Diesel, i nuovi motori inquinano meno di quelli alimentati a benzina

di Redazione Blitz
Pubblicato il 19 Settembre 2019 13:05 | Ultimo aggiornamento: 19 Settembre 2019 13:05
Disel inquina meno della benzina

Un motore diesel sottoposto a test più probanti

ROMA – Oggi i motori alimentati a diesel sono assolutamente puliti e si collocano in una posizione di superiorità rispetto a quelli a benzina e, in certe situazioni, agli ibridi non plug-in. Lo scandalo Dieselgate in effetti è servito: ha obbligato quasi tutti i costruttori auto a intervenire pesantemente sui propri motori a gasolio.

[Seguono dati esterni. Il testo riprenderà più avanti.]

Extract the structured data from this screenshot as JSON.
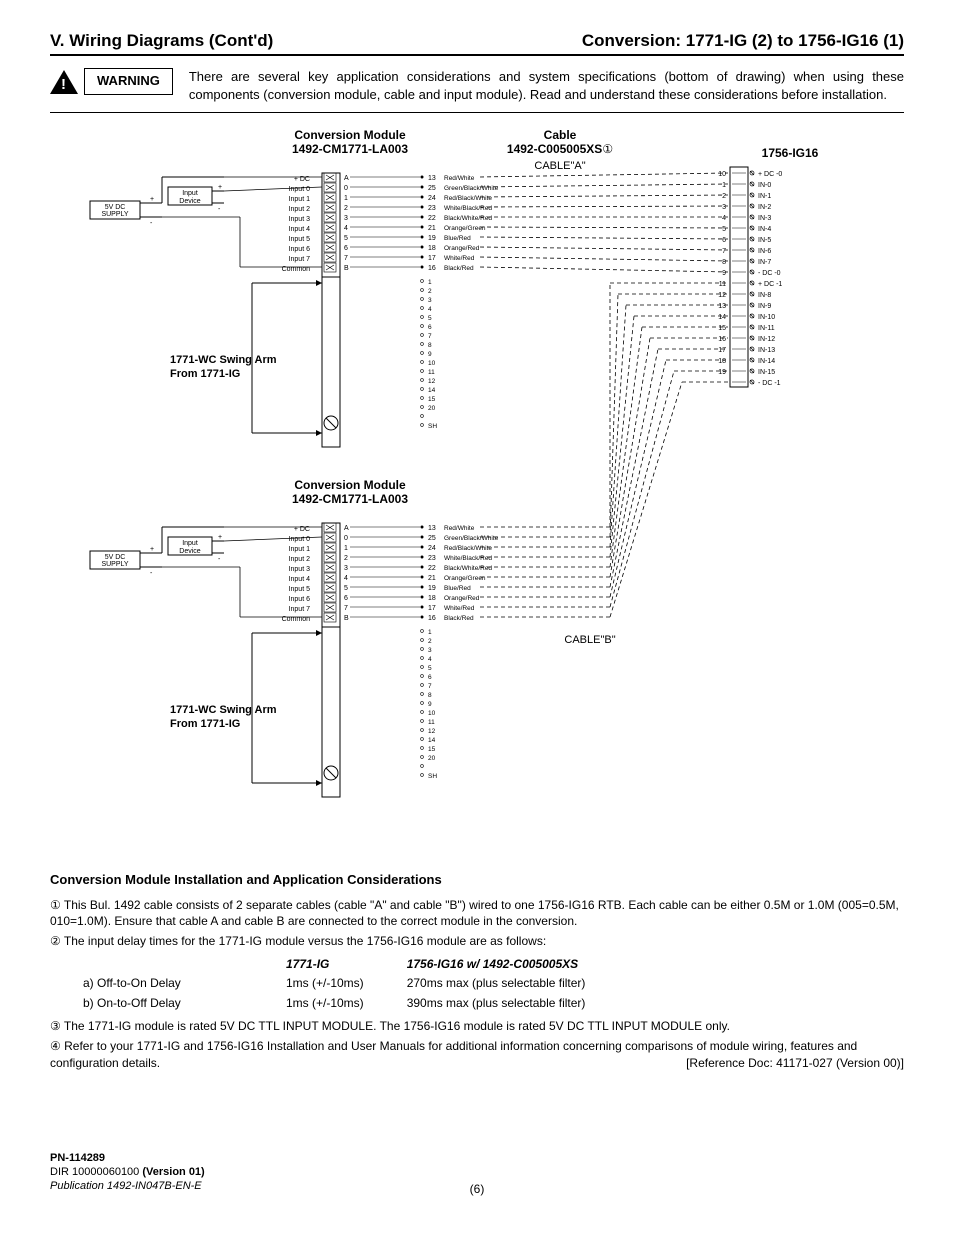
{
  "header": {
    "left": "V. Wiring Diagrams (Cont'd)",
    "right": "Conversion: 1771-IG (2) to 1756-IG16 (1)"
  },
  "warning": {
    "label": "WARNING",
    "text": "There are several key application considerations and system specifications (bottom of drawing) when using these components (conversion module, cable and input module). Read and understand these considerations before installation."
  },
  "diagram": {
    "conv_module_title": "Conversion Module",
    "conv_module_part": "1492-CM1771-LA003",
    "cable_title": "Cable",
    "cable_part": "1492-C005005XS",
    "cable_note_suffix": "①",
    "right_module": "1756-IG16",
    "cable_a": "CABLE\"A\"",
    "cable_b": "CABLE\"B\"",
    "swing_arm_line1": "1771-WC Swing Arm",
    "swing_arm_line2": "From 1771-IG",
    "supply": "5V DC SUPPLY",
    "input_device": "Input Device",
    "left_pins": [
      "+ DC",
      "Input 0",
      "Input 1",
      "Input 2",
      "Input 3",
      "Input 4",
      "Input 5",
      "Input 6",
      "Input 7",
      "Common"
    ],
    "term_letters": [
      "A",
      "0",
      "1",
      "2",
      "3",
      "4",
      "5",
      "6",
      "7",
      "B"
    ],
    "right_nums_a": [
      "13",
      "25",
      "24",
      "23",
      "22",
      "21",
      "19",
      "18",
      "17",
      "16"
    ],
    "wire_colors": [
      "Red/White",
      "Green/Black/White",
      "Red/Black/White",
      "White/Black/Red",
      "Black/White/Red",
      "Orange/Green",
      "Blue/Red",
      "Orange/Red",
      "White/Red",
      "Black/Red"
    ],
    "extra_terms": [
      "1",
      "2",
      "3",
      "4",
      "5",
      "6",
      "7",
      "8",
      "9",
      "10",
      "11",
      "12",
      "14",
      "15",
      "20",
      "",
      "SH"
    ],
    "ig16_pins": [
      {
        "n": "10",
        "lbl": "+ DC -0"
      },
      {
        "n": "1",
        "lbl": "IN-0"
      },
      {
        "n": "2",
        "lbl": "IN-1"
      },
      {
        "n": "3",
        "lbl": "IN-2"
      },
      {
        "n": "4",
        "lbl": "IN-3"
      },
      {
        "n": "5",
        "lbl": "IN-4"
      },
      {
        "n": "6",
        "lbl": "IN-5"
      },
      {
        "n": "7",
        "lbl": "IN-6"
      },
      {
        "n": "8",
        "lbl": "IN-7"
      },
      {
        "n": "9",
        "lbl": "- DC -0"
      },
      {
        "n": "11",
        "lbl": "+ DC -1"
      },
      {
        "n": "12",
        "lbl": "IN-8"
      },
      {
        "n": "13",
        "lbl": "IN-9"
      },
      {
        "n": "14",
        "lbl": "IN-10"
      },
      {
        "n": "15",
        "lbl": "IN-11"
      },
      {
        "n": "16",
        "lbl": "IN-12"
      },
      {
        "n": "17",
        "lbl": "IN-13"
      },
      {
        "n": "18",
        "lbl": "IN-14"
      },
      {
        "n": "19",
        "lbl": "IN-15"
      },
      {
        "n": "",
        "lbl": "- DC -1"
      }
    ]
  },
  "considerations": {
    "heading": "Conversion Module Installation and Application Considerations",
    "note1": "This Bul. 1492 cable consists of 2 separate cables (cable \"A\" and cable \"B\") wired to one 1756-IG16 RTB.  Each cable can be either 0.5M or 1.0M (005=0.5M, 010=1.0M).  Ensure that cable A and cable B are connected to the correct module in the conversion.",
    "note2_intro": "The input delay times for the 1771-IG module versus the 1756-IG16 module are as follows:",
    "delay_headers": [
      "",
      "1771-IG",
      "1756-IG16 w/ 1492-C005005XS"
    ],
    "delay_rows": [
      [
        "a) Off-to-On Delay",
        "1ms (+/-10ms)",
        "270ms max (plus selectable filter)"
      ],
      [
        "b) On-to-Off Delay",
        "1ms (+/-10ms)",
        "390ms max (plus selectable filter)"
      ]
    ],
    "note3": "The 1771-IG module is rated 5V DC TTL INPUT MODULE.  The 1756-IG16 module is rated 5V DC TTL INPUT MODULE only.",
    "note4": "Refer to your 1771-IG and 1756-IG16 Installation and User Manuals for additional information concerning comparisons of module wiring, features and configuration details.",
    "ref_doc": "[Reference Doc:  41171-027 (Version 00)]"
  },
  "footer": {
    "pn": "PN-114289",
    "dir": "DIR 10000060100 ",
    "version": "(Version 01)",
    "publication": "Publication 1492-IN047B-EN-E",
    "page": "(6)"
  },
  "circled": {
    "1": "①",
    "2": "②",
    "3": "③",
    "4": "④"
  }
}
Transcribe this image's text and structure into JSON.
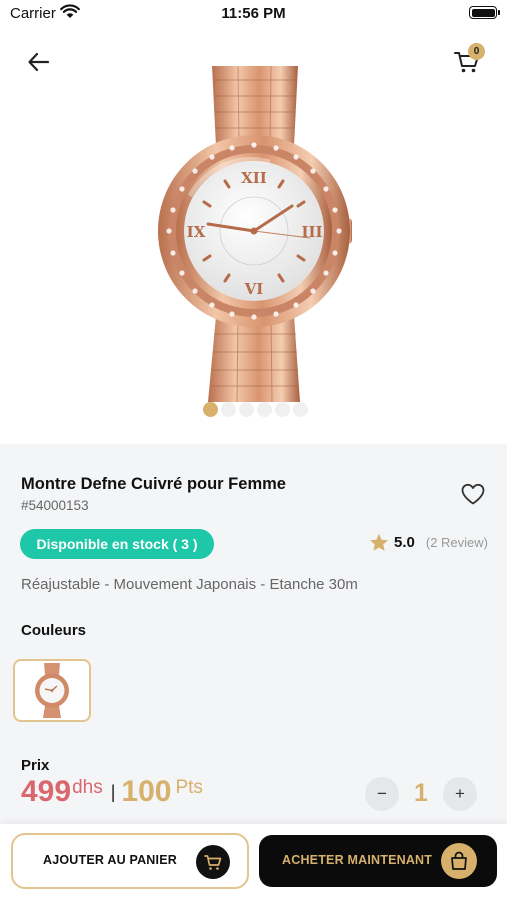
{
  "status_bar": {
    "carrier": "Carrier",
    "time": "11:56 PM"
  },
  "header": {
    "cart_count": "0",
    "carousel": {
      "total": 6,
      "active_index": 0
    }
  },
  "product": {
    "title": "Montre Defne Cuivré pour Femme",
    "sku": "#54000153",
    "stock_label": "Disponible en stock ( 3 )",
    "rating": "5.0",
    "review_count": "(2 Review)",
    "features": "Réajustable - Mouvement Japonais - Etanche 30m",
    "colors_label": "Couleurs",
    "price_label": "Prix",
    "price": "499",
    "currency": "dhs",
    "separator": "|",
    "points": "100",
    "points_unit": "Pts",
    "quantity": "1",
    "qty_minus": "−",
    "qty_plus": "+"
  },
  "actions": {
    "add_to_cart": "AJOUTER AU PANIER",
    "buy_now": "ACHETER MAINTENANT"
  },
  "colors": {
    "accent_gold": "#d7b06b",
    "stock_green": "#1ec7a8",
    "price_red": "#d9686e",
    "background_panel": "#f4f5f7"
  },
  "icons": {
    "back": "arrow-left-icon",
    "cart": "cart-icon",
    "favorite": "heart-icon",
    "rating": "star-icon",
    "add_to_cart": "cart-icon",
    "buy_now": "shopping-bag-icon"
  }
}
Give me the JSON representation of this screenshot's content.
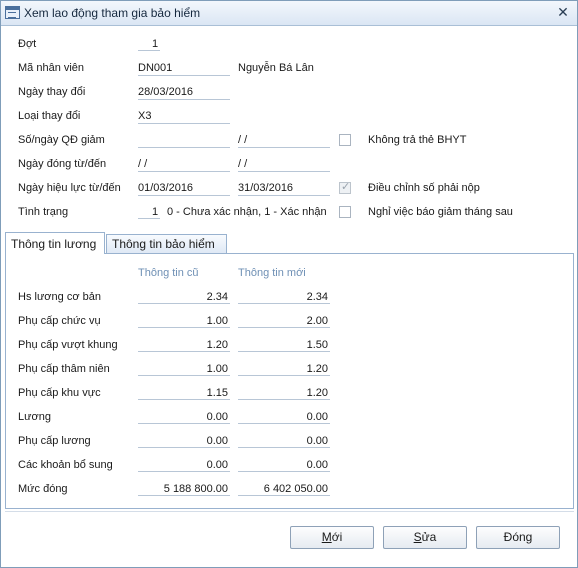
{
  "window": {
    "title": "Xem lao động tham gia bảo hiểm",
    "close_glyph": "✕"
  },
  "form": {
    "dot": {
      "label": "Đợt",
      "value": "1"
    },
    "ma_nhan_vien": {
      "label": "Mã nhân viên",
      "value": "DN001",
      "name": "Nguyễn Bá Lân"
    },
    "ngay_thay_doi": {
      "label": "Ngày thay đổi",
      "value": "28/03/2016"
    },
    "loai_thay_doi": {
      "label": "Loại thay đổi",
      "value": "X3"
    },
    "so_ngay_qd_giam": {
      "label": "Số/ngày QĐ giảm",
      "so": "",
      "ngay": " /  /"
    },
    "ngay_dong": {
      "label": "Ngày đóng từ/đến",
      "tu": " /  /",
      "den": " /  /"
    },
    "ngay_hieu_luc": {
      "label": "Ngày hiệu lực từ/đến",
      "tu": "01/03/2016",
      "den": "31/03/2016"
    },
    "tinh_trang": {
      "label": "Tình trạng",
      "value": "1",
      "hint": "0 - Chưa xác nhận, 1 - Xác nhận"
    },
    "checkboxes": {
      "khong_tra_the": {
        "label": "Không trả thẻ BHYT",
        "checked": false
      },
      "dieu_chinh_so": {
        "label": "Điều chỉnh số phải nộp",
        "checked": true
      },
      "nghi_viec": {
        "label": "Nghỉ việc báo giảm tháng sau",
        "checked": false
      }
    }
  },
  "tabs": [
    {
      "label": "Thông tin lương",
      "active": true
    },
    {
      "label": "Thông tin bảo hiểm",
      "active": false
    }
  ],
  "salary": {
    "col_old": "Thông tin cũ",
    "col_new": "Thông tin mới",
    "rows": [
      {
        "label": "Hs lương cơ bản",
        "old": "2.34",
        "new": "2.34"
      },
      {
        "label": "Phụ cấp chức vụ",
        "old": "1.00",
        "new": "2.00"
      },
      {
        "label": "Phụ cấp vượt khung",
        "old": "1.20",
        "new": "1.50"
      },
      {
        "label": "Phụ cấp thâm niên",
        "old": "1.00",
        "new": "1.20"
      },
      {
        "label": "Phụ cấp khu vực",
        "old": "1.15",
        "new": "1.20"
      },
      {
        "label": "Lương",
        "old": "0.00",
        "new": "0.00"
      },
      {
        "label": "Phụ cấp lương",
        "old": "0.00",
        "new": "0.00"
      },
      {
        "label": "Các khoản bổ sung",
        "old": "0.00",
        "new": "0.00"
      },
      {
        "label": "Mức đóng",
        "old": "5 188 800.00",
        "new": "6 402 050.00"
      }
    ]
  },
  "buttons": {
    "moi": {
      "label": "Mới",
      "mnemonic": "M",
      "rest": "ới"
    },
    "sua": {
      "label": "Sửa",
      "mnemonic": "S",
      "rest": "ửa"
    },
    "dong": {
      "label": "Đóng"
    }
  }
}
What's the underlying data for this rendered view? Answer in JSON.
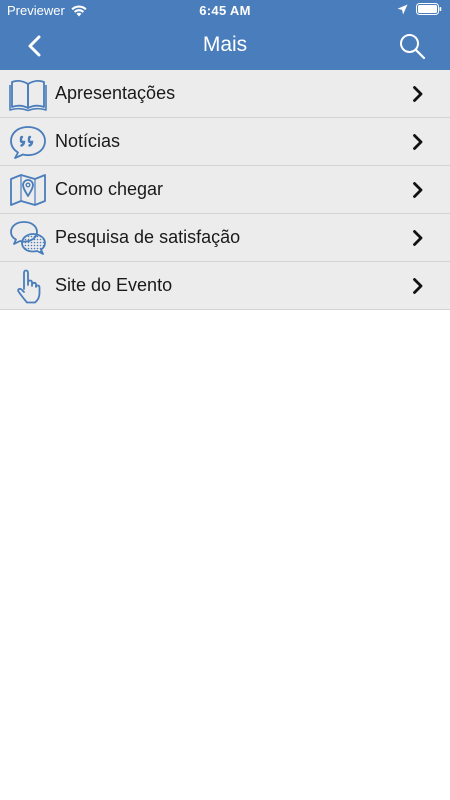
{
  "status_bar": {
    "carrier": "Previewer",
    "time": "6:45 AM"
  },
  "nav": {
    "title": "Mais"
  },
  "menu": {
    "items": [
      {
        "label": "Apresentações",
        "icon": "book-icon"
      },
      {
        "label": "Notícias",
        "icon": "quote-bubble-icon"
      },
      {
        "label": "Como chegar",
        "icon": "map-pin-icon"
      },
      {
        "label": "Pesquisa de satisfação",
        "icon": "chat-bubbles-icon"
      },
      {
        "label": "Site do Evento",
        "icon": "pointer-hand-icon"
      }
    ]
  },
  "colors": {
    "accent": "#4a7dbb",
    "row_background": "#ececec",
    "icon_blue": "#4a7dbb"
  }
}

E ha accelerato l’introduzione delle norme per i test di omologazione RDE (Real driving emissions) con misurazioni reali su strada.

A questi sorprendenti risultati è giunta dall’associazione Altroconsumo che – dopo aver condotto test sulle emissioni in pieno scandalo Dieselgate – ha ora aggiornato le conclusioni affermando che ”le emissioni di inquinanti dei motori Diesel infatti sono diminuite molto, proprio per consentire alle auto che hanno questo tipo di motore di superare le più stringenti prove di omologazione”.

Situazione tra Diesel e benzina ribaltata

In una sua nota, Altroconsumo ribadisce che ”la situazione tra Diesel e benzina è quindi risultata quasi ribaltata. Oggi un buon motore diesel inquina meno di un equivalente a benzina. Le vetture ibride, invece, sono risultate migliori solo se usate in città mentre sui percorsi extraurbani inquinano quanto un’auto a benzina visto che l’apporto del motore elettrico diventa trascurabile”.

Il test sulle emissioni di Altroconsumo ha compreso tre fasi. Il controllo del ciclo di omologazione su rulli (WLTP) previsto dai test europei. Il controllo del ciclo ‘autostradale’ per rilevare emissioni e consumi delle auto ad alte velocità, non previsto dai test europei. Infine, solo per le auto che hanno superato le due prove precedenti, il test su strada RDE (Real driving emissions), eseguito installando sulla vettura in marcia una apposita apparecchiatura che misura le emissioni lungo un tragitto predefinito, stabilito dalla regolamentazione europea.

Per quanto riguarda le auto elettriche le cui emissioni alla ruota sono pari a zero, Altroconsumo ricorda che occorre ”fare riferimento all’inquinamento legato alla produzione dell’elettricità che le alimenta: se arriva da combustibili fossili non vi è un vantaggio per l’ambiente. Nel nostro Paese, la produzione di elettricità è frutto di un mix energetico di fonti rinnovabili e fossili per cui le migliori vetture elettriche comportano emissioni di CO2 al di sotto dei 50 g/km, inferiori a quelle delle vetture tradizionali”. Le analisi sono state condotte insieme alle principali organizzazioni europee di consumatori e ad ADAC, uno dei maggiori automobile club europei.